Old Wine, New Labels: Back-and-Forth Europe
The African puzzle of EU MSs engagement appears thus to be highly fragmented and differentiated, but similar narratives are identified in an attempt to recast the European action. The relaunching rhetoric appears coherent within the EU framework, emerging as a recurring pattern in the European interaction with Africa. While tracing its roots would require more attention to the coloniality of power characterizing the paternalistic nature of their relations, it is here worth grasping the inconsistency between narratives and practices as a common thread in a highly differentiated framework.

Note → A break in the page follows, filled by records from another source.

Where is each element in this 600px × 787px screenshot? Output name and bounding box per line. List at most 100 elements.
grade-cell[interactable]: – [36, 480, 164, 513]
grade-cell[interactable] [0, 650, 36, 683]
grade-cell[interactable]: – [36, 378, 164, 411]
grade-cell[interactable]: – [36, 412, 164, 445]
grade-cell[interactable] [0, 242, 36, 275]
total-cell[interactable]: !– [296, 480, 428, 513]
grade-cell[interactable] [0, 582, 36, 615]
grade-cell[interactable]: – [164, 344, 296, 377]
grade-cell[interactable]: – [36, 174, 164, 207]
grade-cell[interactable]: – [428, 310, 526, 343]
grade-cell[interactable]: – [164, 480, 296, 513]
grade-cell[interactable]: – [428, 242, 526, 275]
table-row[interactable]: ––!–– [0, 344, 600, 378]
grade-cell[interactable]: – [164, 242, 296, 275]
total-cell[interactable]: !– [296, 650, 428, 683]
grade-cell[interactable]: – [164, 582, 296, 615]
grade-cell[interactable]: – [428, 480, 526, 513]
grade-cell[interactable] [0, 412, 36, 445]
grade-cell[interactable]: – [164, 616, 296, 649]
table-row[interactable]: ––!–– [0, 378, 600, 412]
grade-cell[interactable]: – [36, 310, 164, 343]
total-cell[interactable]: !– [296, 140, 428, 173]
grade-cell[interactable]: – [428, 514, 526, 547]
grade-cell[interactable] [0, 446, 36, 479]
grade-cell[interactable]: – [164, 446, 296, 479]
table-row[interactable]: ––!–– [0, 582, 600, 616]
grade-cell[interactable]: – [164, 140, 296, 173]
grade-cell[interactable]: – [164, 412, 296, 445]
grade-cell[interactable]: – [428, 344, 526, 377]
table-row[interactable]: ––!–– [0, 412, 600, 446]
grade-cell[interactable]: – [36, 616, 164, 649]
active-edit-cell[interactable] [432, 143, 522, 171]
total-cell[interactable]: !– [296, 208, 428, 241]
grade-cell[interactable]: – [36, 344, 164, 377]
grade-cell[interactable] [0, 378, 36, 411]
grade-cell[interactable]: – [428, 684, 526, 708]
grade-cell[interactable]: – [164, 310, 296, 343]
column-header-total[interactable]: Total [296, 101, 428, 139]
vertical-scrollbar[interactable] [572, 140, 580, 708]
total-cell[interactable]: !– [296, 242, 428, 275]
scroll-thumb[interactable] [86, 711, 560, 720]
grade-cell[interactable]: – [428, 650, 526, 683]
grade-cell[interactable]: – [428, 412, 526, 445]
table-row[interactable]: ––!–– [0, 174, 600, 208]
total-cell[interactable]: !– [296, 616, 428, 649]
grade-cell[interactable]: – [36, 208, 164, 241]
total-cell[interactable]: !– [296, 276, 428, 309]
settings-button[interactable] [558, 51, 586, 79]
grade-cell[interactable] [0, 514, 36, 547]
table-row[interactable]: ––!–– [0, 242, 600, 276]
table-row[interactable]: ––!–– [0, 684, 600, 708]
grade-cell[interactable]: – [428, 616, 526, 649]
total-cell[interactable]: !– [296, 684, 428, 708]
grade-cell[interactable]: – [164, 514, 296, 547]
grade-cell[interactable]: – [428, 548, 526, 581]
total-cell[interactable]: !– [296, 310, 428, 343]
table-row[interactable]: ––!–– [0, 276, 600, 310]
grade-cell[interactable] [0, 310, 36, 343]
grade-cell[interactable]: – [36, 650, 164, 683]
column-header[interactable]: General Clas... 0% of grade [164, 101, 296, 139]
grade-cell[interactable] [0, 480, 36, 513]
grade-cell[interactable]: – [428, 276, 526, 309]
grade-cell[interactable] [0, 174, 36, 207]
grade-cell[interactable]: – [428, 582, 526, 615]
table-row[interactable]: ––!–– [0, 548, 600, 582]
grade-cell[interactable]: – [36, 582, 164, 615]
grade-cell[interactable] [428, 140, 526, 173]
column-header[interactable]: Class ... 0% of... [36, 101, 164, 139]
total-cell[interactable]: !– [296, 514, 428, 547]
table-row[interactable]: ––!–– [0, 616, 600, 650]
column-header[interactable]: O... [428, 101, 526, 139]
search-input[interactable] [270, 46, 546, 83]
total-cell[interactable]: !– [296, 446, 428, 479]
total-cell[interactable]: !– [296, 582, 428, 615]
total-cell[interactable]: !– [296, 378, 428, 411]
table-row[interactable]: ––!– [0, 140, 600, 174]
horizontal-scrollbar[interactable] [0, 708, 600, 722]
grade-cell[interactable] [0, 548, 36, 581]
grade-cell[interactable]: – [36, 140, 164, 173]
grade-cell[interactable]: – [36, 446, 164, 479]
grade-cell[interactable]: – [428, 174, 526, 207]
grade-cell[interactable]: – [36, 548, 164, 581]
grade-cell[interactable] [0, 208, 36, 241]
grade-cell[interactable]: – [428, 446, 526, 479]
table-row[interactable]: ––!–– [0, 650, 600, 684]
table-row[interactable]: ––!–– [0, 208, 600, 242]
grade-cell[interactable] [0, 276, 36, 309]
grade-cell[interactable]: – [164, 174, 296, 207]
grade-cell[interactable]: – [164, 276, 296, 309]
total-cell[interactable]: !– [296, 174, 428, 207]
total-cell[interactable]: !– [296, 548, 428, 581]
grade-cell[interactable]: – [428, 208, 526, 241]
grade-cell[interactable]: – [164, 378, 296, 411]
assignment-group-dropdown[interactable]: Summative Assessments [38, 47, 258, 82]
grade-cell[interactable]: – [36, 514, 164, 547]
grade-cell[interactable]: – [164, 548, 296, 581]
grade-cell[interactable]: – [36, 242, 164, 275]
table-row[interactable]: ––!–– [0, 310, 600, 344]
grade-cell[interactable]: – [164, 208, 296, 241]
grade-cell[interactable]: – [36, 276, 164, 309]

Macron’s change of style clashed indeed with the practice as it coincided with the French largest military exposure in sub-Saharan Africa, particularly in the Sahel. The franc CFA reform was also criticized as a pseudo-break from France as the currency would have remained pegged to the Euro and the agreement was negotiated outside the ECOWAS framework, thus excluding English-speaking countries. In addition, the recent migration deals signed at both European and national levels and sponsored by Mediterranean countries, above all Italy and Spain, seem also to clash with the relaunching strategy promoted by EU MSs for a business-as-usual line of action. At the EU level, the 2024 mid-term revision of the EU Multiannual Financial Framework 2021-2027 points in the same direction by increasing the funds for security and migration, while the larger use of the European Peace Facility (EPF) – the EU’s off-budget instrument to finance military and defence operations – represents another element of discrepancy with such a narrative.
European interaction with Africa appears thus anything but innovative, but willing to relaunch the relations with the continent by selling the same wine under new labels. In what seems to be a EU back-and-forth ballet, it is here worth grasping the multiple speeds of EU MSs engagement with the continent, providing a highly fragmented and differentiated picture. Here, quite different paces and rhythms – with some countries speeding up, others slowing down, while still others looking out of their window for the first time – are coupled with a converging recasting narrative that seems to eventually suggest that their destinations will not be too far apart.